Metallic Composites Phase-Change Materials for High-Temperature Thermal Energy Storage

Massachusetts Institute of Technology (MIT) is developing efficient heat storage materials for use in solar and nuclear power plants. Heat storage materials are critical to the energy storage process. In solar thermal storage systems, heat can be stored in these materials during the day and released at night--when the sun's not out--to drive a turbine and produce electricity. In nuclear storage systems, heat can be stored in these materials at night and released to produce electricity during daytime peak-demand hours. MIT is designing nanostructured heat storage materials that can store a large amount of heat per unit mass and volume. To do this, MIT is using phase-change materials, which absorb a large amount of latent heat to melt from solid to liquid. MIT's heat storage materials are designed to melt at high temperatures and conduct heat well--this makes them efficient at storing and releasing heat and enhances the overall efficiency of the thermal storage and energy-generation process. MIT's low-cost heat storage materials also have a long life cycle, which further enhances their efficiency.

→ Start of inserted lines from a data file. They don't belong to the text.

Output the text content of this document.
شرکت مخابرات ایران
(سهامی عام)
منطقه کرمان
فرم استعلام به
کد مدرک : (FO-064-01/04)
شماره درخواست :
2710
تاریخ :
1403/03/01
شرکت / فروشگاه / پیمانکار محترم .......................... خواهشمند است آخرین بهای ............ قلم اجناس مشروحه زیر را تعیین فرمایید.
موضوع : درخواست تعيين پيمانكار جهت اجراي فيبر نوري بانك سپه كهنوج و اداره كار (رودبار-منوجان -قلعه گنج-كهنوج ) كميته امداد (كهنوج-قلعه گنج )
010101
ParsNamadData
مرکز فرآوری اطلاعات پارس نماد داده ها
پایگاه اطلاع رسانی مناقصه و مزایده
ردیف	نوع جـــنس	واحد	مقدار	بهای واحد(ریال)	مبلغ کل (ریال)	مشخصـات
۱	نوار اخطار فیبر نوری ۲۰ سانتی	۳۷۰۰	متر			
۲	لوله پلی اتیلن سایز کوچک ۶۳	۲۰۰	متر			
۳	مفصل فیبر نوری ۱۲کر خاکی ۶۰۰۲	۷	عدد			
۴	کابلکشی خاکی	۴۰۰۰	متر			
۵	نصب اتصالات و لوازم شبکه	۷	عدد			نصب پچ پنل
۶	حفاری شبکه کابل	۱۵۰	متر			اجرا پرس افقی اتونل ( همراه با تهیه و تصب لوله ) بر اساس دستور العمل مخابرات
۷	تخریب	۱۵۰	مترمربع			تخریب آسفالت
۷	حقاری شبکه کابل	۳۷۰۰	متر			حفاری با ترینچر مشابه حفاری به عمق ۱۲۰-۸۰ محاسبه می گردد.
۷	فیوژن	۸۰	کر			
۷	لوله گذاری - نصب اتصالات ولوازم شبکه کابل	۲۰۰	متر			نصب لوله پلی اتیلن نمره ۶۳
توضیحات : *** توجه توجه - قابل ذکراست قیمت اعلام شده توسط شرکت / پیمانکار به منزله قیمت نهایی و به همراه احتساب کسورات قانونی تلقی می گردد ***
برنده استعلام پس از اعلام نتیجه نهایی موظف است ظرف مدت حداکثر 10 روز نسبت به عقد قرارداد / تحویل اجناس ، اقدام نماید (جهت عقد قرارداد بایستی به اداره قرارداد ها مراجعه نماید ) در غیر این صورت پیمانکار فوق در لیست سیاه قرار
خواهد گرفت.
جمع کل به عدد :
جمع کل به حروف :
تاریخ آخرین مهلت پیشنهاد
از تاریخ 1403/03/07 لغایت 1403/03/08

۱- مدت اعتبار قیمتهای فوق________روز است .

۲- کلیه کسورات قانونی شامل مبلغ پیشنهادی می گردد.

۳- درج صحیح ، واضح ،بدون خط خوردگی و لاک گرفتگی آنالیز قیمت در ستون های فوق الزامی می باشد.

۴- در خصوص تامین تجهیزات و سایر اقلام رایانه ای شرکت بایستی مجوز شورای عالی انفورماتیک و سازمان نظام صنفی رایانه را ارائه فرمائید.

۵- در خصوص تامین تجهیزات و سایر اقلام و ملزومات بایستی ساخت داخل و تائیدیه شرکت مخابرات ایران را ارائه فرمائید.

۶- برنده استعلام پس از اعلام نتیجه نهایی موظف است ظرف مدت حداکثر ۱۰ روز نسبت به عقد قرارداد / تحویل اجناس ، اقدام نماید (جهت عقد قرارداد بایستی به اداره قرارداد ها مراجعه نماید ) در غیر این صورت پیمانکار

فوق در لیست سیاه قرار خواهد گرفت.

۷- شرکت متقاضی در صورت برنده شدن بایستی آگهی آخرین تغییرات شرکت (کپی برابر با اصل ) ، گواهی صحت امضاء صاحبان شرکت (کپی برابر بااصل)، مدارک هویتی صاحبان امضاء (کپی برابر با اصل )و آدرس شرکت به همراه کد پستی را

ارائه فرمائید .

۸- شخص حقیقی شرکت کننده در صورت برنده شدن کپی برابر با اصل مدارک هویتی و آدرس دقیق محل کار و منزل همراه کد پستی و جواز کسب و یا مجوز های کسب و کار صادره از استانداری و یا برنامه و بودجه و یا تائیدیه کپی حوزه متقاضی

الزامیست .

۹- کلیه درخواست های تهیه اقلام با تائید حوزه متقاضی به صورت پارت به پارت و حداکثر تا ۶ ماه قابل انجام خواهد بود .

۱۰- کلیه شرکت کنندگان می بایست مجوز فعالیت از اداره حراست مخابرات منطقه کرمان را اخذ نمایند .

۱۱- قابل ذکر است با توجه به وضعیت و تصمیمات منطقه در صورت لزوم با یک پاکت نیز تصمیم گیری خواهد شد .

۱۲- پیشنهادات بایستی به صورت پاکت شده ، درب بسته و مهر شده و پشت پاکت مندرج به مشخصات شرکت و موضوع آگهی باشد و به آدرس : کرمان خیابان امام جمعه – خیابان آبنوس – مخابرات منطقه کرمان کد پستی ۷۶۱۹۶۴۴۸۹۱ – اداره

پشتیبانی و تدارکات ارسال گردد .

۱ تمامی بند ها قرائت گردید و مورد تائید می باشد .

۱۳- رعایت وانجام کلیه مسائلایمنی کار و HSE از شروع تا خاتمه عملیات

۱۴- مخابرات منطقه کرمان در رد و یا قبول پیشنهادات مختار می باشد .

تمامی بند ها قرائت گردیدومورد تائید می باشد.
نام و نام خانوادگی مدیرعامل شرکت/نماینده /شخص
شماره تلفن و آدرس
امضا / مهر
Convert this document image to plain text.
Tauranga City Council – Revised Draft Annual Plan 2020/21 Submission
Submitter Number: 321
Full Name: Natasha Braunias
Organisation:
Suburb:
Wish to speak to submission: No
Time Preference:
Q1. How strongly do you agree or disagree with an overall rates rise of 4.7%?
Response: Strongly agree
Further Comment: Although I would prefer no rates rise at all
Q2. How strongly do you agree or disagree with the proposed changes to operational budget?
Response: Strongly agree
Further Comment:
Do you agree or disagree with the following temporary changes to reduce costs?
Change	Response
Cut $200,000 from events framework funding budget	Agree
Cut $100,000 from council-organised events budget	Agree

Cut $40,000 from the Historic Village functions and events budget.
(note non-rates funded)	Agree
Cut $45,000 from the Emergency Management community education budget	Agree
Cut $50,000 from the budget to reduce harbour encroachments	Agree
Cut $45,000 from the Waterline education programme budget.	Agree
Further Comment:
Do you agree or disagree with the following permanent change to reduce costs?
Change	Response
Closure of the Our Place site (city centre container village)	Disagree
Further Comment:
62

Massachusetts Institute of Technology

Electroville: High Amperage Energy Storage Device--Energy for the Neighborhood

Led by Massachusetts Institute of Technology (MIT) professor Donald Sadoway, the Electroville project team is creating a community-scale electricity storage device using new materials and a battery design inspired by the aluminum production process known as smelting. A conventional battery includes a liquid electrolyte and a solid separator between its 2 solid electrodes. MIT's battery contains liquid metal electrodes and a molten salt electrolyte. Because metals and salt don't mix, these 3 liquids of different densities naturally separate into layers, eliminating the need for a solid separator. This efficient design significantly reduces packaging materials, which reduces cost and allows more space for storing energy than conventional batteries offer. MIT's battery also uses cheap, earth-abundant, domestically available materials and is more scalable. By using all liquids, the design can also easily be resized according to the changing needs of local communities.